Ministro do Supremo Tribunal Federal, Gilmar MendesMarcelo Camargo / Agência Brasil

O ministro Gilmar Mendes, do Supremo Tribunal Federal (STF), suspendeu ontem à noite todos os processos judiciais — em curso em qualquer instância do Judiciário — que tratem da lei do marco temporal, editada pelo Congresso, em janeiro deste ano, após a Corte máxima declarar inconstitucional a espécie de linha de corte para orientar a demarcação de terras indígenas.
A decisão foi proferida no âmbito de cinco ações no STF, que questionam a lei. Apontando necessidade de "pacificar conflito judicial" em torno da tese do marco temporal, o ministro decidiu abrir um processo de conciliação e mediação sobre o assunto.
O decano do Supremo intimou todas as partes das ações — as entidades que ajuizaram os processos, os chefes dos Poderes Executivo e Legislativo, além da Advocacia-Geral da União e da Procuradoria-Geral da República — para que, em 30 dias, "apresentem propostas no contexto de uma nova abordagem do litígio constitucional discutido nas ações, mediante a utilização de meios consensuais". O despacho foi submetido para referendo do plenário do Supremo.
Ao fundamentar a decisão de suspensão das ações sobre o marco temporal, o decano se disse preocupado com a possibilidade de "sinais aparentemente contraditórios" — teses fixadas pelo Supremo e a lei aprovada pelos parlamentares — "gerarem situação de severa insegurança jurídica".
Prejuízos
"Preocupa-me, em especial, a situação dos processos judiciais que discutem a constitucionalidade da Lei 14.701/2023, pois a indefinição quanto à adequada interpretação constitucional acerca do tema pode levar à prolação de decisões judiciais cuja eventual depuração do ordenamento jurídico, após pronunciamento futuro do Supremo Tribunal Federal, venha a se mostrar impossível, com graves prejuízos às partes envolvidas (comunidades indígenas, entes federativos ou particulares)", afirmou o ministro.

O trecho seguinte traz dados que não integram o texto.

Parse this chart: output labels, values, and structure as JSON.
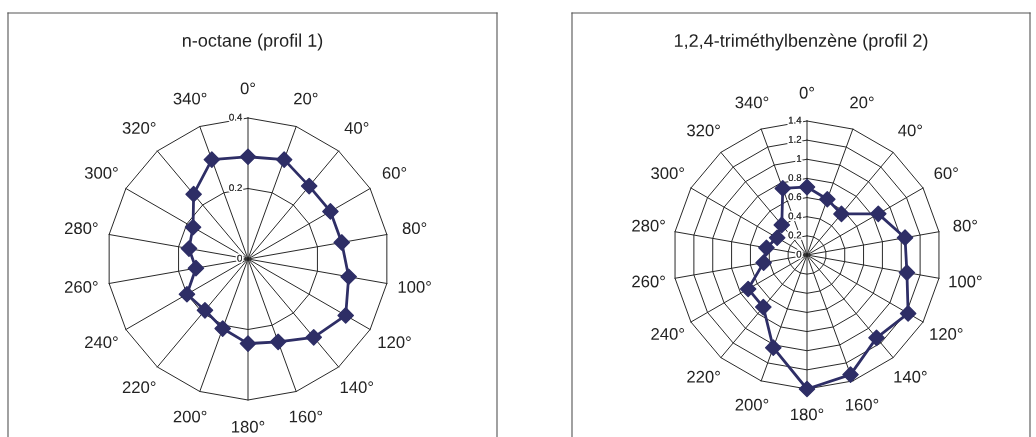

Em janeiro, o Congresso promulgou o complemento da lei do marco temporal para a demarcação de terras indígenas, de 2023. O texto contém trechos que tinham sido vetados pelo presidente Luiz Inácio Lula da Silva. A nova lei só admite a demarcação de terras indígenas que já estavam ocupadas ou eram disputadas pelos povos originários até 5 de outubro de 1988, data da promulgação da Constituição. A lei é defendida pela Frente Parlamentar da Agropecuária (FPA).

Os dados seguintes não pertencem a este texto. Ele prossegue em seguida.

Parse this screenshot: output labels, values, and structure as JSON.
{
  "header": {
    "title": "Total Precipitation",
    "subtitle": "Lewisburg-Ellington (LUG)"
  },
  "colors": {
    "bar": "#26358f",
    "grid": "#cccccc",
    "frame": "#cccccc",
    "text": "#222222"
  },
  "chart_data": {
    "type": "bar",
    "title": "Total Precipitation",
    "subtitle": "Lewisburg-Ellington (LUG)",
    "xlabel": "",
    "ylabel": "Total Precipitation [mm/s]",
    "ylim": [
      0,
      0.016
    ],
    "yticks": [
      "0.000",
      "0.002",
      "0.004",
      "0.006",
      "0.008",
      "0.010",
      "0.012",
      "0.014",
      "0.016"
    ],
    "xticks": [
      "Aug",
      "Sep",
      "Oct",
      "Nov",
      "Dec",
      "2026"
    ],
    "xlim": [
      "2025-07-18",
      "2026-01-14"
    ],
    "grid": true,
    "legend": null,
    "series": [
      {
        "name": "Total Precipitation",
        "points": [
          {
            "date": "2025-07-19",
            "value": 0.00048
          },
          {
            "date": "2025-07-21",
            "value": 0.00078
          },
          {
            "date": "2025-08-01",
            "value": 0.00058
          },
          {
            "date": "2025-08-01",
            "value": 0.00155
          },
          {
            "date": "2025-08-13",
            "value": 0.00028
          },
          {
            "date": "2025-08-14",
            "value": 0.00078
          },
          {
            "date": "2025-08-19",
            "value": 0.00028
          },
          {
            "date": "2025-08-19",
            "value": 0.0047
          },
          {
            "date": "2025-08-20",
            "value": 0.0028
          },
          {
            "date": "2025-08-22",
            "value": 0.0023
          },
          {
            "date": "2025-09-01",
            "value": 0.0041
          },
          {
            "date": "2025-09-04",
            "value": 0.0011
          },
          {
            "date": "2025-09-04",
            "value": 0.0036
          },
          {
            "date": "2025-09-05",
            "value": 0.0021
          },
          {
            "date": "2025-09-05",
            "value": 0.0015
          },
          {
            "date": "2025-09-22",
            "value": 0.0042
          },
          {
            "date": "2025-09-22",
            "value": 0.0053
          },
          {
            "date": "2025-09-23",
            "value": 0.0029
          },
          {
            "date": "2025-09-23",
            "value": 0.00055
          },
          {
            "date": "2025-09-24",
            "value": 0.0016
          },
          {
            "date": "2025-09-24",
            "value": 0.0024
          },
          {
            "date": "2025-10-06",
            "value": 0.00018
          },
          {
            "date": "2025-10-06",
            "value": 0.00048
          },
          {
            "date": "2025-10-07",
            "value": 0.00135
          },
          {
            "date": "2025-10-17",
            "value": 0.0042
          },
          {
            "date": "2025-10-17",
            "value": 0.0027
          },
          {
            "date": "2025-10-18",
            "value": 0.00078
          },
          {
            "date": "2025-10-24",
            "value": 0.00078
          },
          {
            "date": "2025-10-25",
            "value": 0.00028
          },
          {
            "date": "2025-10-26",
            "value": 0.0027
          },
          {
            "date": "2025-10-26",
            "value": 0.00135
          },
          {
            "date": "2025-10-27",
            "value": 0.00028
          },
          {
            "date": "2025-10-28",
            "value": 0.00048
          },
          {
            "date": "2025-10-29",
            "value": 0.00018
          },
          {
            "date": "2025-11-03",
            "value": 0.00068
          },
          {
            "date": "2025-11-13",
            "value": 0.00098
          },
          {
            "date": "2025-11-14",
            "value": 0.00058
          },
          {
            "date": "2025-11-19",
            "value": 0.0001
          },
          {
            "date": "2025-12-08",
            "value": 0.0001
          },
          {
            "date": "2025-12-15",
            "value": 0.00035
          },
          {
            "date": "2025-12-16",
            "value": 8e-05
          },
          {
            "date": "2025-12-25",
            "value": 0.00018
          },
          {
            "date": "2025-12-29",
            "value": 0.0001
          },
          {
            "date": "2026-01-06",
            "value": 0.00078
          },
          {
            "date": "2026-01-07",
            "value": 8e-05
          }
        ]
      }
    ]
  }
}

Depois da derrubada pelo Congresso dos vetos presidenciais, Lula afirmou que já esperava pela reação dos parlamentares. Ele disse, no entanto, que a medida não precisava ter sido vetada por "questões políticas". "Obviamente que (o Congresso) ia derrubar o veto, é só ver qual é a maioria do Congresso. Era preciso que a sociedade, que a humanidade soubesse que eu vetei o marco temporal que eles aprovaram."
Em 14 de dezembro, o Congresso derrubou o veto de Lula ao tema. Ao todo, o presidente tinha vetado 47 trechos da lei aprovada pelos congressistas. No dia 14, 41 vetos foram rejeitados e seis, mantidos.
O julgamento no Supremo do marco temporal para demarcação de terras indígenas, em setembro do ano passado, foi o estopim para uma crise entre os Poderes.